You’re a grown-man. You should know how to dress. If you don’t know how to dress, you’re going to have problems with some of the more complicated parts of being the Best-Man. However, if you’re really that clueless, get your mother to dress you. Or, just follow our tips.
- Is the groom wearing a suit? Wear a suit
- Is the groom wearing a tie? Wear a tie. Or, you could wear a bow-tie. Check with the groom. Regardless, spinning/light-up ties are never acceptable, unless you’re a clown at parties for children. Even if you are, keep your job away from the wedding
- What are the other men wearing? There can only be one Best Man, but that doesn’t mean you have to stand out.
- Black suit, white shirt and a black tie always works well
- No flip-flops. Even for beach weddings, if the groom manages to wear proper shoes, your feet must also sweat and suffer. Follow the man-code, don’t let him walk alone.
- Socks? Always. Multi-coloured socks? Never
- Should you wear a kilt? Tough one. Are you Scottish? Is the groom Scottish, and wearing a kilt? If the answer to these two questions is yes, then go ahead. If not? Best be on the safe side and say no. Regardless, no flashing at weddings – no-one wants to find out if the rumours are true
How to start?
- With something to make the audience laugh, of course!
- You can introduce yourself, but try not to talk about yourself too much.
- Explain how you and the groom met, then link it to modern day
- Compliment the bride on how wonderful she looks
- Say how fantastic the venue is
- Note the historical significance of the date – even if it’s something completely irrelevant, such as the day the lightbulb was invented (December 31, 1879, by the way). Try and keep it light-hearted, no air-crash disasters and the such
- Compliment the bride – it’s her big day, and she deserves to be called beautiful
- Compliment the groom – it’s his big day too
- Poke-fun at the groom – but not too much. You don’t want the bride to start having second-thoughts…
- Make jokes
- Make it personal – but not too personal. People need to understand what you’re suggesting
- Make-fun of yourself, but don’t let it get you down
- Prepare cards to remember what you’re saying
- Plan the speech – you have an important role, make sure everyone knows you’re the right one to do it
- Thank everyone for attending
- Make it relatively child-friendly if there are children present
- Add some jokes for the adults
- Mention those who helped make it a special day for all
- Mention those who could not be there, and how proud they would be of the couple
- You can be funny and not be obscene
- Refer to previous partners
- Make the speech too much about yourself
- Include too many confusing personal anecdotes
- Criticise the bride, family of the bride or family of the groom
- Make it too long – 5-7 minutes is just right!

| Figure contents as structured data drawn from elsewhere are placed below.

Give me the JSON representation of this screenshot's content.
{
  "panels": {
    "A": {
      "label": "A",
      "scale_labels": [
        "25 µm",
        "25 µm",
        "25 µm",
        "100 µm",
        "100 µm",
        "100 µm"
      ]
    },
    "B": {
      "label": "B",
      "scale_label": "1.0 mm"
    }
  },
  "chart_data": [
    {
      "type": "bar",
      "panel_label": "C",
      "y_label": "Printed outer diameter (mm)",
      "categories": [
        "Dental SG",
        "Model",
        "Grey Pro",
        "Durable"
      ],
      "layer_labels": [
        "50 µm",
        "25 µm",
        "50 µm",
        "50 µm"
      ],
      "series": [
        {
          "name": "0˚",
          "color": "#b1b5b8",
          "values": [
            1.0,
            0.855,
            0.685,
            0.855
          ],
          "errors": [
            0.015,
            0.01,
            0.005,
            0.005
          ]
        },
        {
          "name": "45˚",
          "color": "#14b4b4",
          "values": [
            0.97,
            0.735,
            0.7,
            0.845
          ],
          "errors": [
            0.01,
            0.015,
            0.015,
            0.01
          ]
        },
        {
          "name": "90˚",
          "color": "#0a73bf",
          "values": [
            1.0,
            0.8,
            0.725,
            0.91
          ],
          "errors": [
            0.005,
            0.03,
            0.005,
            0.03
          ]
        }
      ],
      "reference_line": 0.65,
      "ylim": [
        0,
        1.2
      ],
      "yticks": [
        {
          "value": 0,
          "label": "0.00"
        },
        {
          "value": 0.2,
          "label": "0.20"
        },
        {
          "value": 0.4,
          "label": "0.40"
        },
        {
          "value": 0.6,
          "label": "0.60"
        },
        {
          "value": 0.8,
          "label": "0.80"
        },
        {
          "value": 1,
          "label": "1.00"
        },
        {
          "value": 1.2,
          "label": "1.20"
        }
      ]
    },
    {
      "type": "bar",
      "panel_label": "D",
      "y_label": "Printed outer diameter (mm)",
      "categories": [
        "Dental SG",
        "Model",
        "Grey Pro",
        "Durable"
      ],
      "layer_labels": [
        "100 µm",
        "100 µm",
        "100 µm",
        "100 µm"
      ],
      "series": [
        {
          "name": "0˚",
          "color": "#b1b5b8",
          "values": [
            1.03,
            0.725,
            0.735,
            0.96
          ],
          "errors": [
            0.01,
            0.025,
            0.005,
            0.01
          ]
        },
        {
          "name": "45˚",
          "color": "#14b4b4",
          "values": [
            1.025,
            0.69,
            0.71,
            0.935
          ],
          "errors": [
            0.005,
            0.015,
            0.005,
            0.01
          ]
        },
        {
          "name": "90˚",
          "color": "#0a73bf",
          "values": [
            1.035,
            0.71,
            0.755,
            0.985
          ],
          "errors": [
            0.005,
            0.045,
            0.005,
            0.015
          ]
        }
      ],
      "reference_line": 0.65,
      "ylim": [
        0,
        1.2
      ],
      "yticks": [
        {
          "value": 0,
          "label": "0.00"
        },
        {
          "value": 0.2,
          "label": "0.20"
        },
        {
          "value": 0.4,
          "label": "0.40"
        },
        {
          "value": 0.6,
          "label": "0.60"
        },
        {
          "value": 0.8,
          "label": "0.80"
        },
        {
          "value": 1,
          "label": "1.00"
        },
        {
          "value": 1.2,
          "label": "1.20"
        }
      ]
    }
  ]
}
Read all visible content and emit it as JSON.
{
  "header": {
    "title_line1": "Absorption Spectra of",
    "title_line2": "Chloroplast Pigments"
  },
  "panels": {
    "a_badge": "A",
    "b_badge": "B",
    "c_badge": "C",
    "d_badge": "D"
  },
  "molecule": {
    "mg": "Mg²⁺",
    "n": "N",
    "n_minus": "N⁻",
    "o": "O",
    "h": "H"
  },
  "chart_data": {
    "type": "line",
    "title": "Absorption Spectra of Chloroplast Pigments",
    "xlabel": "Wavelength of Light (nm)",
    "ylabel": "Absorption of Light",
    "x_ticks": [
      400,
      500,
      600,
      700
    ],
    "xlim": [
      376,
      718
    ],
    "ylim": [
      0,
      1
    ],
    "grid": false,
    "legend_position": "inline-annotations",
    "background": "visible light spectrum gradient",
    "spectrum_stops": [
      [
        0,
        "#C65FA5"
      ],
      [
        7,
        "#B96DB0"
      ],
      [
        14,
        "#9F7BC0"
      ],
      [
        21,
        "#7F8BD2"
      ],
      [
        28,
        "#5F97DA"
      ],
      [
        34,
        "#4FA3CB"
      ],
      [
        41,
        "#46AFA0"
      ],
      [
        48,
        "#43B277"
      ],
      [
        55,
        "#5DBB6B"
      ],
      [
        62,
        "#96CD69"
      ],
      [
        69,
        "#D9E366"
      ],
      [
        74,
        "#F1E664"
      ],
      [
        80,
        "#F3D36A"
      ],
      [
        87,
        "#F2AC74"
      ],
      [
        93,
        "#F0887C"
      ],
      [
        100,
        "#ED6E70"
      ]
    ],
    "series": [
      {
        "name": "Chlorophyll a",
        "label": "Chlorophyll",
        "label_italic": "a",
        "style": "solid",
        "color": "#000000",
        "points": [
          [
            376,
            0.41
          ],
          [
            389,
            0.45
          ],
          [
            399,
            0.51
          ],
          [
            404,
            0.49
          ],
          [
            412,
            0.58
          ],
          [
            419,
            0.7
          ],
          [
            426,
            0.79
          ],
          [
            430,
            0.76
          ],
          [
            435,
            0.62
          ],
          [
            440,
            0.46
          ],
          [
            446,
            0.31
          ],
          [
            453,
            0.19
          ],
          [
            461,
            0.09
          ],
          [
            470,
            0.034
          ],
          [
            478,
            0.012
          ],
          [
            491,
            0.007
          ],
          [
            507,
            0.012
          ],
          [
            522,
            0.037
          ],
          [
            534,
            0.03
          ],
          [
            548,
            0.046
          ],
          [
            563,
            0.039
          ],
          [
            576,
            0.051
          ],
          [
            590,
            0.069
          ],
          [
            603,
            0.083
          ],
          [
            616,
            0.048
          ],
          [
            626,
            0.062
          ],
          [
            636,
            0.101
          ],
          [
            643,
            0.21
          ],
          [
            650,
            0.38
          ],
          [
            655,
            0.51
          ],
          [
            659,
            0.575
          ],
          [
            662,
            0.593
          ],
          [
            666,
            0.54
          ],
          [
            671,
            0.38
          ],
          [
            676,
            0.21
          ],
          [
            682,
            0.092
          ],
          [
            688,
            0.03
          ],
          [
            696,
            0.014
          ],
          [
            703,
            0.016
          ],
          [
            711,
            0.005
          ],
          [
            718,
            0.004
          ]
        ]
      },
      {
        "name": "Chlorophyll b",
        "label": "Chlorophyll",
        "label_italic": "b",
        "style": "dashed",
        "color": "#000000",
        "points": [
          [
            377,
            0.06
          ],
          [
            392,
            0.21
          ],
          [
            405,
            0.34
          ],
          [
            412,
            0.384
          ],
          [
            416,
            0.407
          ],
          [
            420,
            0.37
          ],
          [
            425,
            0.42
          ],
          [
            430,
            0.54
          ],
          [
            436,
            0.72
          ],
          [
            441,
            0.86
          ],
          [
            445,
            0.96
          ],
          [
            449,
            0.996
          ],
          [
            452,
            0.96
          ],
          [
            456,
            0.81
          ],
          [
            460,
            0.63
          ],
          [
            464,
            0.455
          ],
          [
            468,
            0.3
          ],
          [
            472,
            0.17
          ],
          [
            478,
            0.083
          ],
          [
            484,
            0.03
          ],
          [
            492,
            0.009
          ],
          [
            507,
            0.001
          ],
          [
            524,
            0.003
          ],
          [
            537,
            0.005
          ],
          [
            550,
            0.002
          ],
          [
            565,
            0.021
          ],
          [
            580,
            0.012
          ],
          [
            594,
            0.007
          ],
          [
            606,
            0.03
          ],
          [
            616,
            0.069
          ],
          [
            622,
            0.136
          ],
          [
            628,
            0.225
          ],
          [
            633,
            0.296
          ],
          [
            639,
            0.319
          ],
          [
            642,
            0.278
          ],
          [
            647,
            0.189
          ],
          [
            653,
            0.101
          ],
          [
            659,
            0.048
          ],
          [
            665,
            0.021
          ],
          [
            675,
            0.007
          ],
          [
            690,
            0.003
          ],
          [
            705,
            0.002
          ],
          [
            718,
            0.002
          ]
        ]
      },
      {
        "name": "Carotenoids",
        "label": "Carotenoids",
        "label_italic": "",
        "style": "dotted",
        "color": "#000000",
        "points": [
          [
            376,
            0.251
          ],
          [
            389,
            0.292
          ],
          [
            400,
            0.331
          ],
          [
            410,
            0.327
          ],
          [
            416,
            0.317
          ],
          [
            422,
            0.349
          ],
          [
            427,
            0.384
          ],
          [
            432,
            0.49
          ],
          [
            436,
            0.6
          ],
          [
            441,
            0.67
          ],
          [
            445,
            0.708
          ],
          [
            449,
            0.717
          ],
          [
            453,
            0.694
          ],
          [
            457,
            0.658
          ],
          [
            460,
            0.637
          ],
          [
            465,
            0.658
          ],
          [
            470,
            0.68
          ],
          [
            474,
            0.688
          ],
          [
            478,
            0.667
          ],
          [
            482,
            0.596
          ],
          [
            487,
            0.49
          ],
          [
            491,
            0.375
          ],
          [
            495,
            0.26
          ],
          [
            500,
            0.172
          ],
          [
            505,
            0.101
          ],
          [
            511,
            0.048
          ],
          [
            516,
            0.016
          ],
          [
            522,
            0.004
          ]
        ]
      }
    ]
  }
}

- Get too drunk before the speech. You need to be respectable and understandable. Weddings are sophisticated, but after-parties are where the drinks flow freely
- Give too many compliments – you’re meant to look natural
- Look at your notecards all the time
- Speak to the audience, not simply the bride and groom. Sure, keep focus on them in the personal parts, but like any good stand-up comedian, the audience is who you really need to impress
- Sing an entire song. It’ll take too long, and chances are there will already be a musician there who can do a better job than you. Of course, the exception to this rule is rapping the entire speech, like the link shows. https://www.youtube.com/watch?v=0xow-aK9KGs
- Bring an escort. A paid-for plus-one is not required
- Rush or mumble
- Make flirty comments towards the bride… that’s just awkward
- Turn into a blubbering mess and cry
- Make racist/homophobic/sexist comments
How to end
Always end on a strong-point. These are a few tips how:
- Evoke mass laughter from the crowds
- Become serious and say something meaningful – it’s time to make the guests go ‘awh’
- Show you are optimistic about the future for the happy couple
Remember to keep the speech light-hearted and funny, yet respectable and enjoyable for all. Don’t offend anyone, and make sure to keep the humour-sentiment balance equal. Enjoy yourself – being at a wedding is meant to be fun, not a chore. Good luck!